McCourt’un, öğretmenliğin sınıfa girip dersini anlatmak ve belli periyotlarla sınav yapıp not vermekten ibaret olmadığını anlaması hatta bir öğretmenin hayatının tahmininden çok daha karmaşık olduğunu kavraması çok zaman almamıştır. McCourt da tüm öğretmenler gibi muhatap olduğu çocuklara üniversitede geçirdiği dört uyuşuk yıl boyunca okuduğu hiçbir ders kitabında rastlamamıştır. Hiçbir şey öğrenmek istemeyen, okuldan nefret eden, derste sıkılan, bunalan bir kitleye karşı, her şeyi bir şekilde gerçek hayata bağlayarak, 40 dakika boyunca sınıfı diri tutarak ve ertesi gün asılma ihtimali varsa bile zihnini mükemmel bir biçimde odaklayarak ders anlatmak zorundadır. Öğretmendir ve mucize yaratmak, baltalı ilah olmak zorundadır. Bu noktada durup kendine sorar, “Bu okullar ne için var? Bir öğretmenin görevi sanayi komplekslerine işçi neferleri yetiştirmek midir? Kurumsal montaj hatları için mi şekil vereceğiz insanlara?”
Her sınıfın kimyası, rengi hatta bir ruhu vardır. Hiç sorun yaşamadığınız, girmeye can attığınız sınıflarınız da olur, tersi yöne giden bir araca atlayıp asla dönmek istemediğiniz sınıflar da… Öğretmen, mesleğinde yıllandıkça bir köpeğin içgüdülerine sahip olmaya başlar. Eylülde yeni sınıflar geldiğinde onların kimyasal bileşenlerini koklayabilmeye başlar.
Öğretmenin tek derdi sınıfta vakti öyle veya böyle doldurabilmek değildir. 36 yıl bu mesleği yapan bir öğretmen aşağı yukarı 30 bin saat derse girmiştir ve önündeki sıralardan 10 binden fazla öğrenci geçmiştir. Vicdanının sorduğu “Peki onlar için ne yaptın, onlara ne verdin?” sorularıyla da hesaplaşmak zorundadır. Tedrisatından geçen binlerce insan, şu sorularla vicdanına çullanır: “Sınıfın patronu sendin, aracı sen yönetiyor, rotayı sen belirliyordun. Onları nereye götürdün, hangisinin hayatına dokunabildin, olumlu etki edebildin? Kaç tanesi elinin arasından kayıp gitti, kaçı gözlerinin önünde adım adım kendi felaketine sürüklendi?”

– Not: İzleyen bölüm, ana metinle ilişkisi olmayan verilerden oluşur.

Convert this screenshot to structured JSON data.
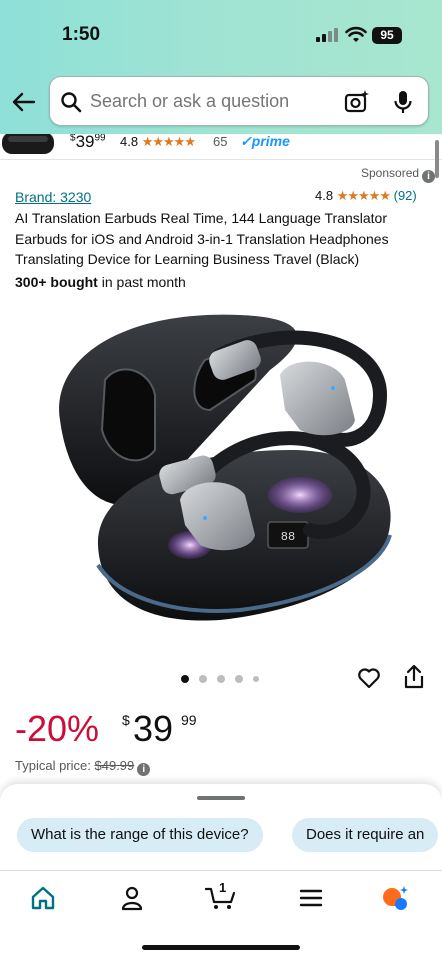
{
  "status_bar": {
    "time": "1:50",
    "battery": "95"
  },
  "search": {
    "placeholder": "Search or ask a question"
  },
  "sticky_bar": {
    "price_currency": "$",
    "price_whole": "39",
    "price_fraction": "99",
    "rating": "4.8",
    "stars": "★★★★★",
    "review_count": "65",
    "prime_label": "✓prime"
  },
  "sponsored_label": "Sponsored",
  "product": {
    "brand": "Brand: 3230",
    "rating": "4.8",
    "stars": "★★★★★",
    "review_count": "(92)",
    "title": "AI Translation Earbuds Real Time, 144 Language Translator Earbuds for iOS and Android 3-in-1 Translation Headphones Translating Device for Learning Business Travel (Black)",
    "bought_bold": "300+ bought",
    "bought_rest": " in past month",
    "image_count": 5,
    "active_image": 0,
    "discount": "-20%",
    "price_currency": "$",
    "price_whole": "39",
    "price_fraction": "99",
    "typical_label": "Typical price:",
    "typical_price": "$49.99"
  },
  "suggestions": [
    "What is the range of this device?",
    "Does it require an"
  ],
  "nav": {
    "items": [
      "home-icon",
      "account-icon",
      "cart-icon",
      "menu-icon",
      "rufus-icon"
    ],
    "cart_count": "1"
  },
  "colors": {
    "header_gradient_start": "#8ee0d8",
    "header_gradient_end": "#a8e6cf",
    "discount": "#cc0c39",
    "link": "#007185",
    "star": "#de7921",
    "prime": "#1a98ff",
    "chip_bg": "#d8ecf6"
  }
}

Tabi mazeretin de kuvvetlidir: “Bir öğretmen ne yapabilir ki? Hem sınıflarımız çok kalabalık. Zamanımız az ve ben psikiyatr değilim.”

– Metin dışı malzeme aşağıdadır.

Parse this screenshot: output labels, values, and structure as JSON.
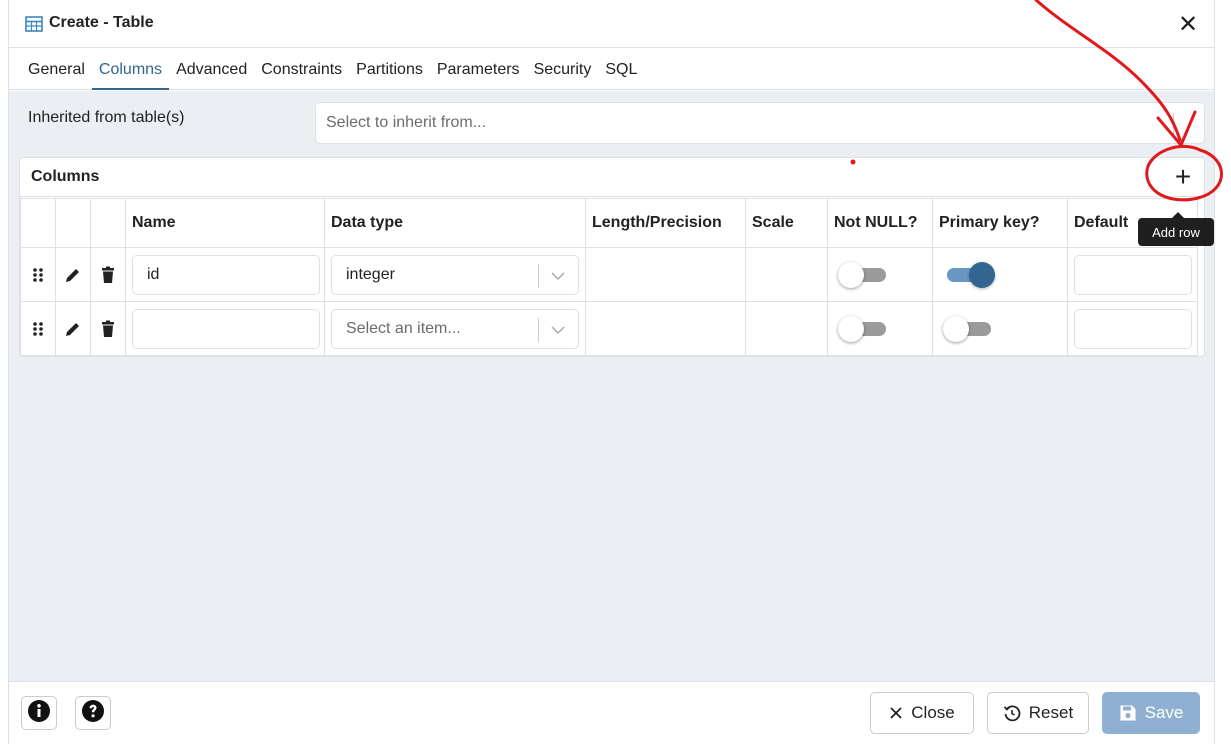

Artık, tek derdi hükmetmek olan bir öğretmen olarak çocukların hayatında sinek vızıltısı kadar bile iz bırakmadan hatta onlara zarar vererek emekli olup def olup gidebilirsiniz. Şunu dersiniz kendinize vicdanınızı aklarken de: “Ben onların öğretmeniydim. Danışmanları değildim, sırdaşları değildim, aileleri değildim. Ben dersimi anlattım, isteyen aldı, istemeyen oralı olmadı.” Meslek hayatı boyunca silah zoruyla verdiği ve hazmetmeye zorladığı bilgiyi öğrenciden sınav zamanı kusmasını isteyen böylesi bir öğretmen belki eğitim sisteminin tam da istediği öğretmen tiplemesidir ancak çocukların dünyasında iz bırakabilecek biri asla değildir.
Frank McCourt’un hayatının son deminde kaleme aldığı eserinde tüm açık yürekliliği ve acımasızca özeleştiriden de çekinmeyen üslubuyla, sınıflarda geçirdiği binlerce saatten damıttığı tecrübeyi aktarmış. McCourt’un hikayesi yetmiş önce başlıyor ve anlatı bundan onlarca yıl öncesini konu alıyor ancak şu an hala 19. Yüzyıl’dan kalma bir eğitim sistemini sürdürdüğümüz için sınıflar, öğrenciler, öğretmen, idare ve sistemin mantalitesi aynı şekilde devam ediyor. O yüzden öğretmenlerin, öğretmenlik okuyanların hatta fiilen öğrenci olanların ve velilerin okuması ve aktarılan tecrübelerden istifade etmesi gereken değerli bir eser.